Devant la salle carrée, Hervé Beuze a déposé sa composition tellurique. Assemblage de plaques de métal rapiécés grossièrement par des immenses points de sutures rouge. On est dans la tectonique des plaques, dans l’éternelle recomposition des identités postcoloniales, dans la relation faite de friction et compensations entre les îles sœurs-ennemies, reliées entre elles par la couture de la mémoire. Imparfaite, recomposant les réminiscences, inventant les points inconnus d’un passé si proche et si inaccessible.
La salle carrée nous invite dans l’antre des dieux, à s’assoir pour lire Césaire encore une fois. Dans Respé Twa fwa de Christian Bertin, le volcan est un atelier-maison, un jardin d’artiste, un jardin de silice, où comme dans les montagnes de feu, on construit par la destruction, on ordonne par le chaos. On y est entourés de figures tutélaires, protectrices, comme les femmes-atlas d’Anabell Guerrero, des géantes en robe d’antam ou par un personnage mythologique pas si protecteur que cela, le démiurge facétieux de JB Barret, jetant dans les airs des cendres volcaniques… Dans cette salle où prime la mémoire, l’imaginaire rejoint le mythe de la création dans l’instant d’après de Ricardo Ozier-lafontaine.
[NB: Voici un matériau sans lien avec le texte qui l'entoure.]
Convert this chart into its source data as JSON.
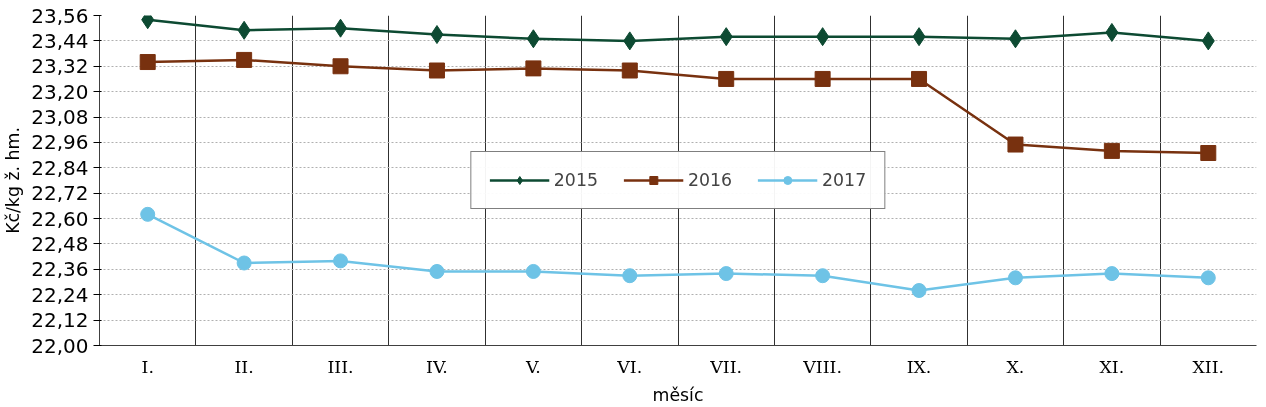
{
  "chart_data": {
    "type": "line",
    "xlabel": "měsíc",
    "ylabel": "Kč/kg ž. hm.",
    "categories": [
      "I.",
      "II.",
      "III.",
      "IV.",
      "V.",
      "VI.",
      "VII.",
      "VIII.",
      "IX.",
      "X.",
      "XI.",
      "XII."
    ],
    "series": [
      {
        "name": "2015",
        "color": "#0d4a32",
        "marker": "diamond",
        "values": [
          23.54,
          23.49,
          23.5,
          23.47,
          23.45,
          23.44,
          23.46,
          23.46,
          23.46,
          23.45,
          23.48,
          23.44
        ]
      },
      {
        "name": "2016",
        "color": "#78310f",
        "marker": "square",
        "values": [
          23.34,
          23.35,
          23.32,
          23.3,
          23.31,
          23.3,
          23.26,
          23.26,
          23.26,
          22.95,
          22.92,
          22.91
        ]
      },
      {
        "name": "2017",
        "color": "#6ec3e6",
        "marker": "circle",
        "values": [
          22.62,
          22.39,
          22.4,
          22.35,
          22.35,
          22.33,
          22.34,
          22.33,
          22.26,
          22.32,
          22.34,
          22.32
        ]
      }
    ],
    "ylim": [
      22.0,
      23.56
    ],
    "yticks": [
      {
        "value": 22.0,
        "label": "22,00"
      },
      {
        "value": 22.12,
        "label": "22,12"
      },
      {
        "value": 22.24,
        "label": "22,24"
      },
      {
        "value": 22.36,
        "label": "22,36"
      },
      {
        "value": 22.48,
        "label": "22,48"
      },
      {
        "value": 22.6,
        "label": "22,60"
      },
      {
        "value": 22.72,
        "label": "22,72"
      },
      {
        "value": 22.84,
        "label": "22,84"
      },
      {
        "value": 22.96,
        "label": "22,96"
      },
      {
        "value": 23.08,
        "label": "23,08"
      },
      {
        "value": 23.2,
        "label": "23,20"
      },
      {
        "value": 23.32,
        "label": "23,32"
      },
      {
        "value": 23.44,
        "label": "23,44"
      },
      {
        "value": 23.56,
        "label": "23,56"
      }
    ],
    "grid": true,
    "legend": "center",
    "line_style": "solid"
  }
}
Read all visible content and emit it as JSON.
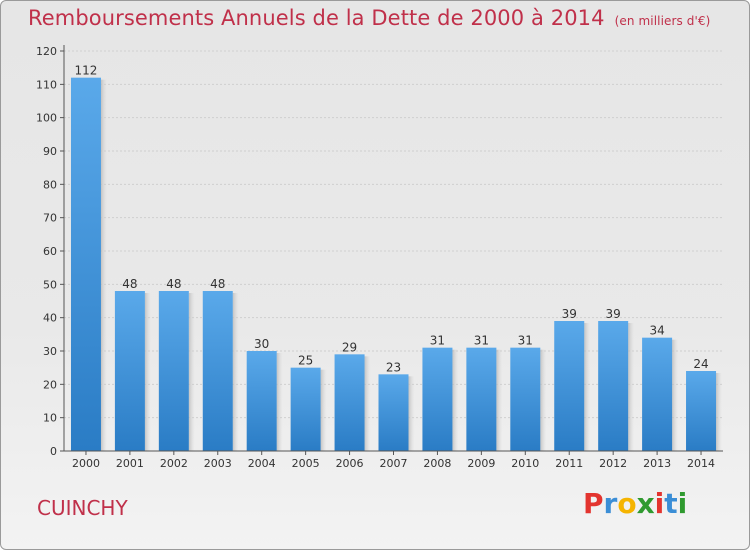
{
  "title": "Remboursements Annuels de la Dette de 2000 à 2014",
  "unit": "(en milliers d'€)",
  "commune": "CUINCHY",
  "brand": {
    "letters": [
      "P",
      "r",
      "o",
      "x",
      "i",
      "t",
      "i"
    ],
    "colors": [
      "#e3342f",
      "#3b8ed6",
      "#f5b400",
      "#2f9a2f",
      "#e3342f",
      "#3b8ed6",
      "#2f9a2f"
    ]
  },
  "colors": {
    "bar": "#3a8fd8",
    "title": "#c0304a"
  },
  "chart_data": {
    "type": "bar",
    "categories": [
      "2000",
      "2001",
      "2002",
      "2003",
      "2004",
      "2005",
      "2006",
      "2007",
      "2008",
      "2009",
      "2010",
      "2011",
      "2012",
      "2013",
      "2014"
    ],
    "values": [
      112,
      48,
      48,
      48,
      30,
      25,
      29,
      23,
      31,
      31,
      31,
      39,
      39,
      34,
      24
    ],
    "ylim": [
      0,
      120
    ],
    "yticks": [
      0,
      10,
      20,
      30,
      40,
      50,
      60,
      70,
      80,
      90,
      100,
      110,
      120
    ],
    "grid": true,
    "data_labels": true
  }
}
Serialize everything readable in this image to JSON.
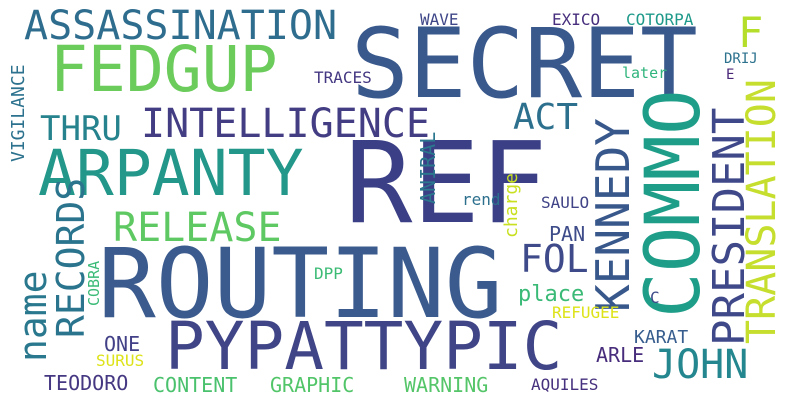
{
  "words": [
    {
      "text": "REF",
      "color": "#3b3f86"
    },
    {
      "text": "SECRET",
      "color": "#39588c"
    },
    {
      "text": "ROUTING",
      "color": "#3b5b8e"
    },
    {
      "text": "PYPATTYPIC",
      "color": "#404587"
    },
    {
      "text": "ARPANTY",
      "color": "#22978a"
    },
    {
      "text": "FEDGUP",
      "color": "#6bcb5b"
    },
    {
      "text": "COMMO",
      "color": "#1e9e89"
    },
    {
      "text": "ASSASSINATION",
      "color": "#2f6d8e"
    },
    {
      "text": "INTELLIGENCE",
      "color": "#433d84"
    },
    {
      "text": "RELEASE",
      "color": "#5ec962"
    },
    {
      "text": "KENNEDY",
      "color": "#38588c"
    },
    {
      "text": "PRESIDENT",
      "color": "#3f4989"
    },
    {
      "text": "TRANSLATION",
      "color": "#c6de2d"
    },
    {
      "text": "F",
      "color": "#b5de2b"
    },
    {
      "text": "JOHN",
      "color": "#24868e"
    },
    {
      "text": "THRU",
      "color": "#26838e"
    },
    {
      "text": "ACT",
      "color": "#2d708e"
    },
    {
      "text": "RECORDS",
      "color": "#2b748e"
    },
    {
      "text": "name",
      "color": "#2a788e"
    },
    {
      "text": "FOL",
      "color": "#3e4a89"
    },
    {
      "text": "ONE",
      "color": "#424086"
    },
    {
      "text": "TEODORO",
      "color": "#453781"
    },
    {
      "text": "CONTENT",
      "color": "#4ac16d"
    },
    {
      "text": "GRAPHIC",
      "color": "#52c569"
    },
    {
      "text": "WARNING",
      "color": "#54c568"
    },
    {
      "text": "ARLE",
      "color": "#472d7b"
    },
    {
      "text": "KARAT",
      "color": "#365d8d"
    },
    {
      "text": "AQUILES",
      "color": "#46317e"
    },
    {
      "text": "REFUGEE",
      "color": "#dde318"
    },
    {
      "text": "SURUS",
      "color": "#dde318"
    },
    {
      "text": "COBRA",
      "color": "#3aba76"
    },
    {
      "text": "DPP",
      "color": "#3cbb75"
    },
    {
      "text": "PAN",
      "color": "#3e4c8a"
    },
    {
      "text": "place",
      "color": "#3aba76"
    },
    {
      "text": "C",
      "color": "#3e4c8a"
    },
    {
      "text": "SAULO",
      "color": "#414487"
    },
    {
      "text": "rend",
      "color": "#2d708e"
    },
    {
      "text": "charge",
      "color": "#c8e020"
    },
    {
      "text": "ANIRAL",
      "color": "#2a778e"
    },
    {
      "text": "VIGILANCE",
      "color": "#2c728e"
    },
    {
      "text": "TRACES",
      "color": "#453882"
    },
    {
      "text": "WAVE",
      "color": "#3f4788"
    },
    {
      "text": "EXICO",
      "color": "#472f7d"
    },
    {
      "text": "COTORPA",
      "color": "#1f9a8a"
    },
    {
      "text": "DRIJ",
      "color": "#2c728e"
    },
    {
      "text": "later",
      "color": "#2fb47c"
    },
    {
      "text": "E",
      "color": "#482677"
    }
  ]
}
On accepte et reconnait la présence des égouns, les esprits de disparus anonymes auxquels Misa Negra de Bruno Pédurand rend hommage…. c’est une rencontre de pulsations, avec ce qui nous fait particulièrement humains : la mémoire et la nécessité vital des artistes d’apporter au monde des nouveaux récits, et particulièrement dans le contexte actuel, de porter un regard à la fois bienveillant et critique sur notre société.